SUMMARY OF THE INVENTION
[0008] End-to-end packet losses of one or more traffic streams
transmitted across a congested network may be reduced by setting
the bandwidths of the corresponding traffic streams at critical
values thereof at one or more control points along the network
topology. The critical value of the bandwidths may be determined by
monitoring buffer occupancy at the control point(s).

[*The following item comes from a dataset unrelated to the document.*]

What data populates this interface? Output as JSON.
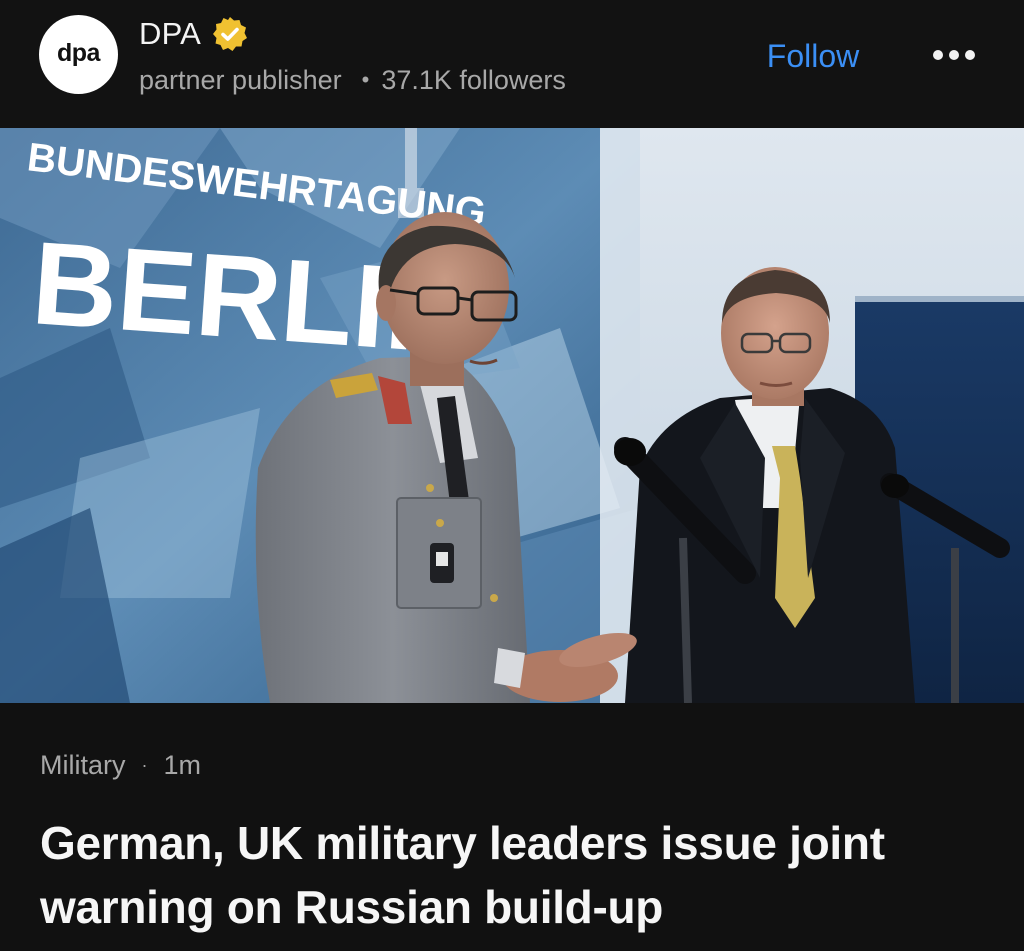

Buffer
occupancy may be determined by periodically sweeping down from a
maximum bandwidth value according to a monotonically decaying
function, for example an exponential function.
BRIEF DESCRIPTION OF THE DRAWINGS
[0009] The present invention is illustrated by way of example, and
not limitation, in the figures of the accompanying drawings in
which like reference numerals refer to similar elements and in
which:
[0010] FIG. 1 shows the Fourier power spectrum of traffic generated
from a Pareto distribution of file sizes that is not subjected to
the TCP protocol.
[0011] FIG. 2 shows the Fourier power spectrum of uncongested and
under-supplied traffic that is subjected to the TCP protocol.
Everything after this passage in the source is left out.